Liberating Learning

To join the Liberating Learning website as a project writer for the State Politics & Online Education section, e-mail the Liberating Learning editor at liblearn.editor@gmail.com. In this section, experts and reformers, including parents, educators, academicians, and policymakers, are being solicited to share their knowledge about each state and the politics of education and technology.

The beginning of a new school year evokes memories of many classrooms with neatly ordered desks, dusty chalkboards, and a teacher standing at a lectern taking attendance. For more and more of today’s students, however, their memories of “school” may be radically different. Virtual education, whereby teachers provide long-distance instruction to students, offers a new approach that enables students to learn using computers and other media, whether inside or outside the traditional school setting.

This revolution in information technology has captured the imagination of leading educators, who view it as an opportunity to improve the education of students across America. Hoover fellows Terry Moe and John Chubb, coauthors of Liberating Learning: Technology, Politics and the Future of American Education (Jossey-Bass, 2009), are exploring the politics and policies of virtual education with a new website, also titled Liberating Learning.
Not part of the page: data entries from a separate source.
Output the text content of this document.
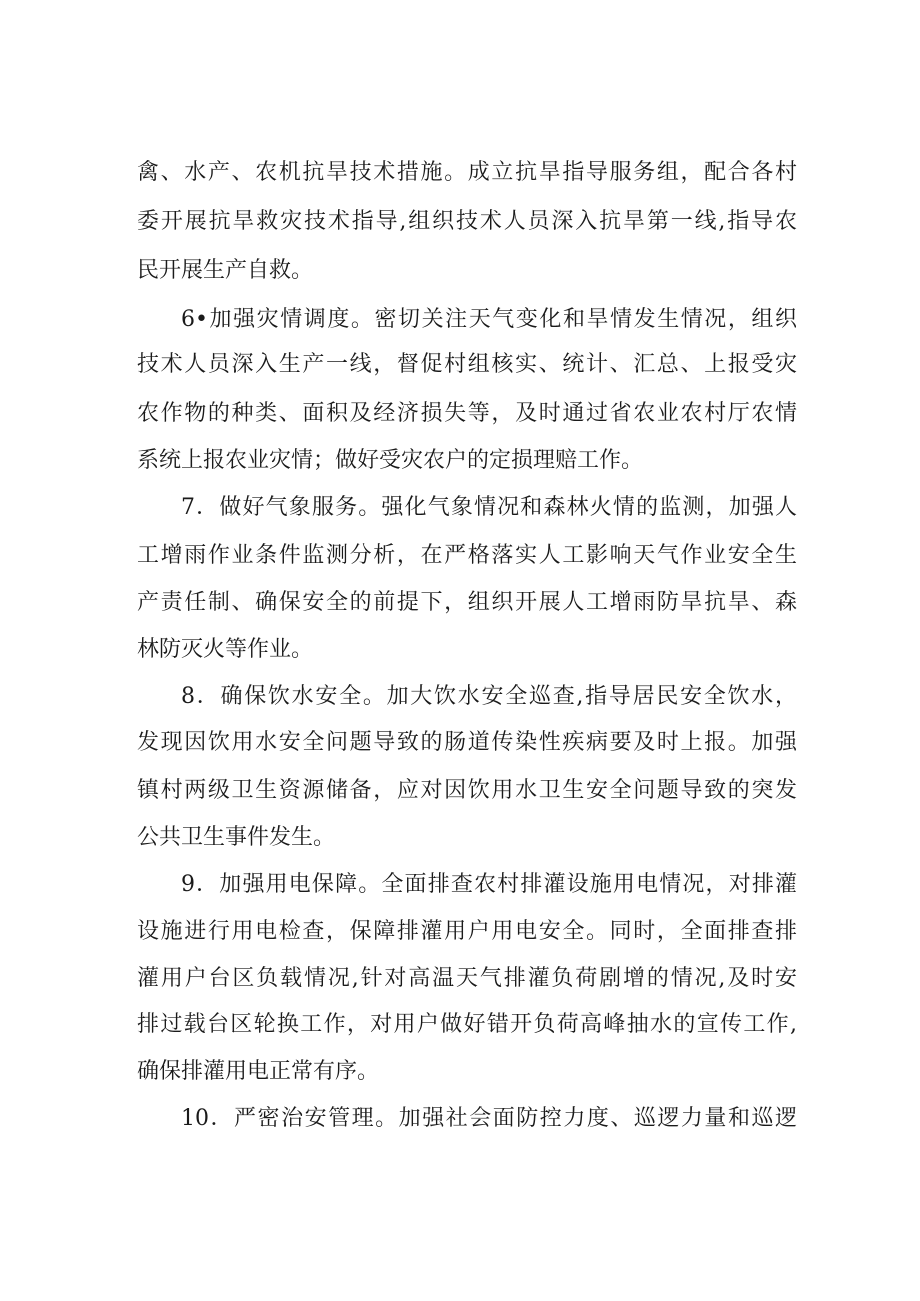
禽、水产、农机抗旱技术措施。成立抗旱指导服务组，配合各村
委开展抗旱救灾技术指导,组织技术人员深入抗旱第一线,指导农
民开展生产自救。
6•加强灾情调度。密切关注天气变化和旱情发生情况，组织
技术人员深入生产一线，督促村组核实、统计、汇总、上报受灾
农作物的种类、面积及经济损失等，及时通过省农业农村厅农情
系统上报农业灾情；做好受灾农户的定损理赔工作。
7．做好气象服务。强化气象情况和森林火情的监测，加强人
工增雨作业条件监测分析，在严格落实人工影响天气作业安全生
产责任制、确保安全的前提下，组织开展人工增雨防旱抗旱、森
林防灭火等作业。
8．确保饮水安全。加大饮水安全巡查,指导居民安全饮水，
发现因饮用水安全问题导致的肠道传染性疾病要及时上报。加强
镇村两级卫生资源储备，应对因饮用水卫生安全问题导致的突发
公共卫生事件发生。
9．加强用电保障。全面排查农村排灌设施用电情况，对排灌
设施进行用电检查，保障排灌用户用电安全。同时，全面排查排
灌用户台区负载情况,针对高温天气排灌负荷剧增的情况,及时安
排过载台区轮换工作，对用户做好错开负荷高峰抽水的宣传工作,
确保排灌用电正常有序。
10．严密治安管理。加强社会面防控力度、巡逻力量和巡逻
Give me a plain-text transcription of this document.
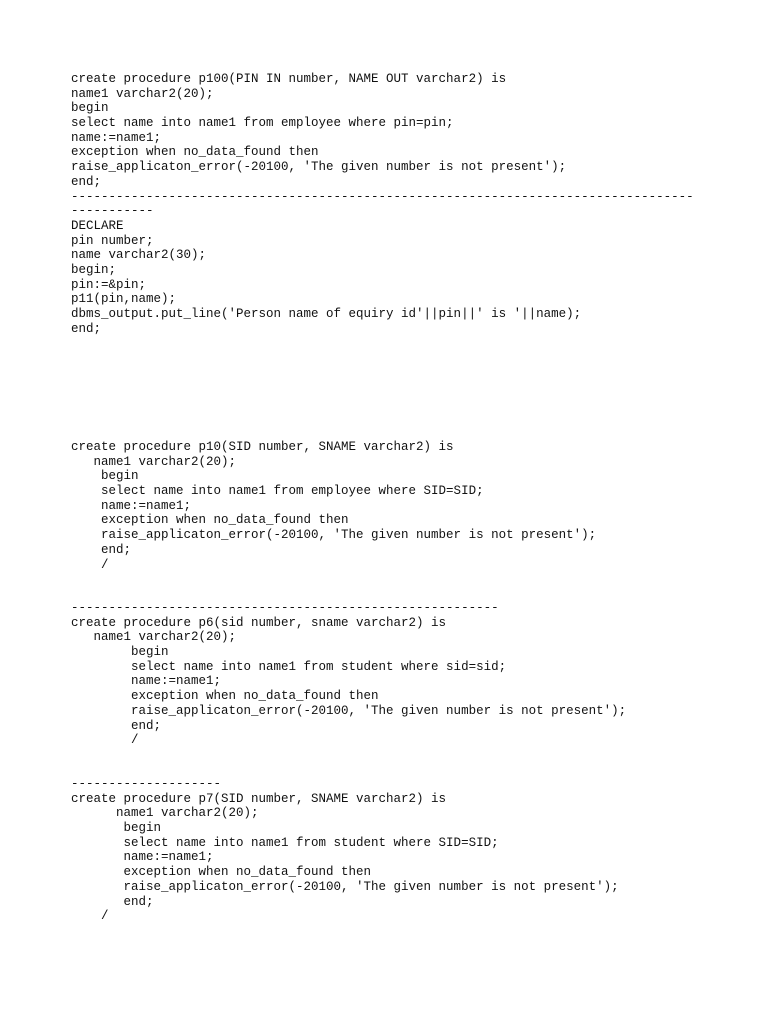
create procedure p100(PIN IN number, NAME OUT varchar2) is
name1 varchar2(20);
begin
select name into name1 from employee where pin=pin;
name:=name1;
exception when no_data_found then
raise_applicaton_error(-20100, 'The given number is not present');
end;
-----------------------------------------------------------------------------------
-----------
DECLARE
pin number;
name varchar2(30);
begin;
pin:=&pin;
p11(pin,name);
dbms_output.put_line('Person name of equiry id'||pin||' is '||name);
end;
create procedure p10(SID number, SNAME varchar2) is
name1 varchar2(20);
begin
select name into name1 from employee where SID=SID;
name:=name1;
exception when no_data_found then
raise_applicaton_error(-20100, 'The given number is not present');
end;
/
---------------------------------------------------------
create procedure p6(sid number, sname varchar2) is
name1 varchar2(20);
begin
select name into name1 from student where sid=sid;
name:=name1;
exception when no_data_found then
raise_applicaton_error(-20100, 'The given number is not present');
end;
/
--------------------
create procedure p7(SID number, SNAME varchar2) is
name1 varchar2(20);
begin
select name into name1 from student where SID=SID;
name:=name1;
exception when no_data_found then
raise_applicaton_error(-20100, 'The given number is not present');
end;
/
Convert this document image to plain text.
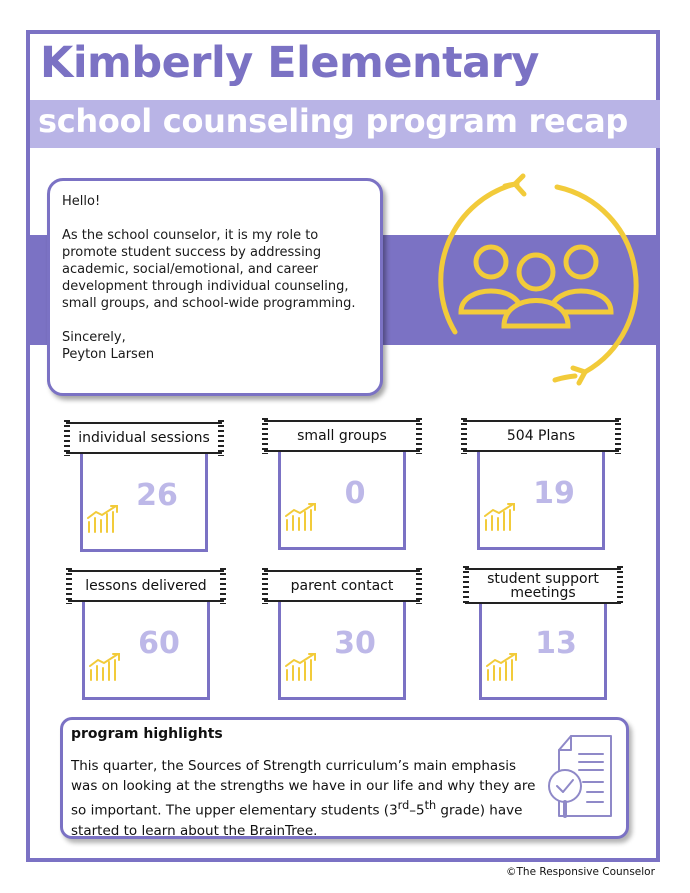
Kimberly Elementary
school counseling program recap

Hello!

As the school counselor, it is my role to promote student success by addressing academic, social/emotional, and career development through individual counseling, small groups, and school-wide programming.

Sincerely,
Peyton Larsen

individual sessions
26
small groups
0
504 Plans
19
lessons delivered
60
parent contact
30
student support meetings
13
program highlights
This quarter, the Sources of Strength curriculum’s main emphasis was on looking at the strengths we have in our life and why they are so important. The upper elementary students (3rd–5th grade) have started to learn about the BrainTree.
©The Responsive Counselor
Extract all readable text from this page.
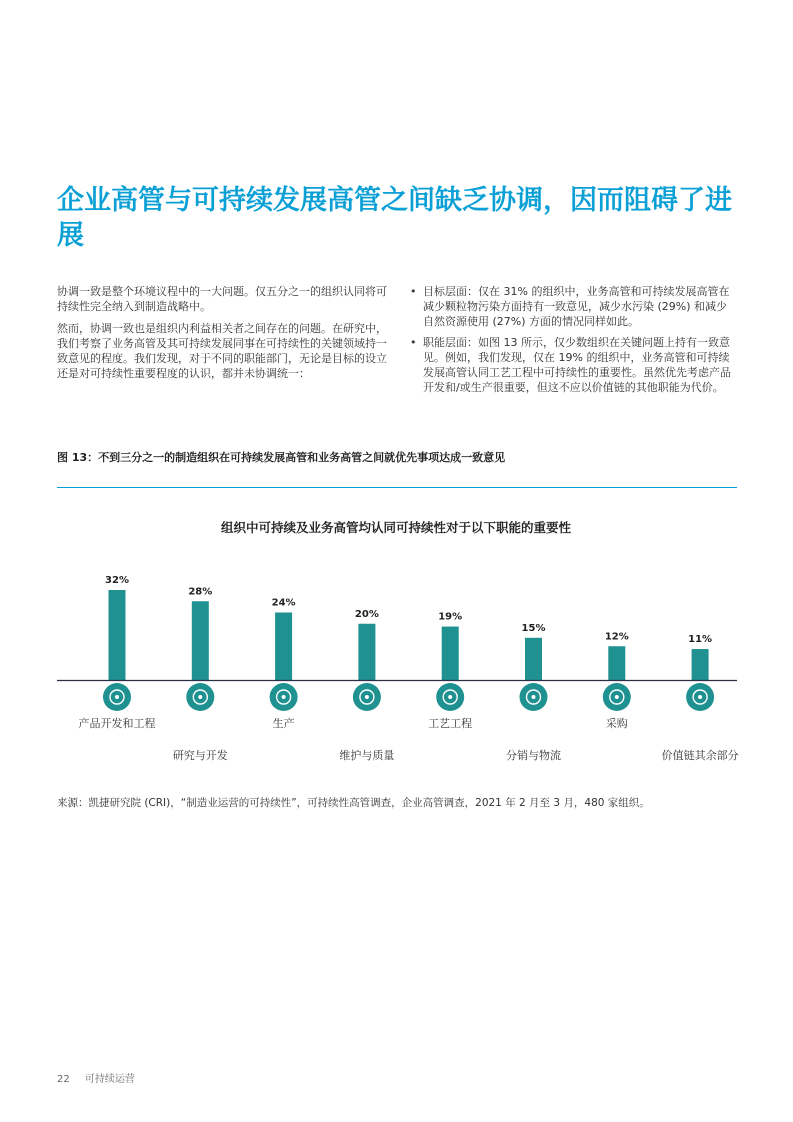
企业高管与可持续发展高管之间缺乏协调，因而阻碍了进展

协调一致是整个环境议程中的一大问题。仅五分之一的组织认同将可持续性完全纳入到制造战略中。

然而，协调一致也是组织内利益相关者之间存在的问题。在研究中，我们考察了业务高管及其可持续发展同事在可持续性的关键领域持一致意见的程度。我们发现，对于不同的职能部门，无论是目标的设立还是对可持续性重要程度的认识，都并未协调统一：

• 目标层面：仅在 31% 的组织中，业务高管和可持续发展高管在减少颗粒物污染方面持有一致意见，减少水污染 (29%) 和减少自然资源使用 (27%) 方面的情况同样如此。
• 职能层面：如图 13 所示，仅少数组织在关键问题上持有一致意见。例如，我们发现，仅在 19% 的组织中，业务高管和可持续发展高管认同工艺工程中可持续性的重要性。虽然优先考虑产品开发和/或生产很重要，但这不应以价值链的其他职能为代价。
图 13：不到三分之一的制造组织在可持续发展高管和业务高管之间就优先事项达成一致意见
组织中可持续及业务高管均认同可持续性对于以下职能的重要性
32%
产品开发和工程
28%
研究与开发
24%
生产
20%
维护与质量
19%
工艺工程
15%
分销与物流
12%
采购
11%
价值链其余部分
来源：凯捷研究院 (CRI)，“制造业运营的可持续性”，可持续性高管调查，企业高管调查，2021 年 2 月至 3 月，480 家组织。
22 可持续运营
In their book, Moe and Chubb, who are both members of the Hoover Institution’s Koret Task Force on K–12 Education, look at the nation’s educational future, showing how the ideas and innovations of technology will ultimately transform the public schools—benefiting both the nation and its children—and how learning will be liberated from the special interests and the current orthodoxies that dictate educational instruction. “We show that the revolution in information technology, which for some years has been transforming the fundamentals of human society throughout the world, is also destined to transform the nation’s schools,” says Moe.

Moe notes that, even in the early stages, curricula can be customized to the learning styles and life situations of individual students, providing them with immediate feedback and allowing the students to determine their pace of learning. In addition, education can be freed from socioeconomic considerations, including geography. Technology also allows parents to follow along with the curriculum and be aware of what their children are studying. Moe also points out the cost-effectiveness of virtual education: education can substitute technology (which is cheap) for labor (which is expensive) and thus take advantage of the key engine of productivity that has long driven progress in other sectors of the economy.

Building on ideas discussed in the book, the Liberating Learning website focuses on the politics and policy of virtual education projects in grades kindergarten through twelve. The website emphasizes news, opinion, and context about the virtual education movement.

Updates on the virtual education movement from each state and the District of Columbia as well as daily developments are also tracked on the homepage in the News Roundup section.

The Liberating Learning Blog provides a platform for contributors and others to speak to the politics of technology and education and, at the same time, build a network of people involved in making technology available to students. Five of the nation’s top education policy theorists--Lisa Graham Keegan, Tom Vander Ark, Sandy Kress, Christina Martin, and Michael B. Horn--have signed on as contributors.

Providing context by weaving a cohesive view from the news and opinions regularly posted on the site is the goal of Battleground and Spotlight features. Battleground provides an in-depth look at the political battle over virtual education in a single state; Spotlight delves into trends that surround online education.

The centerpiece of the website is the State Politics & Online Education section. A map of the United States on the homepage allows viewers to click on any state and read about the most recent development on the virtual education movement in that state.

Experts and reformers, including parents, educators, academicians, and policymakers, are being solicited to share their knowledge about each state and the politics of education and technology (see sidebar). They will post their insights “wiki-style,” through a collaborative style of continuous updating by knowledgeable participants with approved access to the site. The state-by-state wiki offers readers a national view of the virtual education movement. At the same time, it enables contributors to network with other activists around the country.

Twitter is also being put to use, with daily postings designed to build a Liberating Learning community.

“The aim of the Liberating Learning website is to serve as a resource for people who want to find out about education technology, its enormous benefits for students and schools, and what is happening in the political process to advance—or resist—its progress,” said Moe. Technology, a growing force in education, gets a boost up from this exciting new website.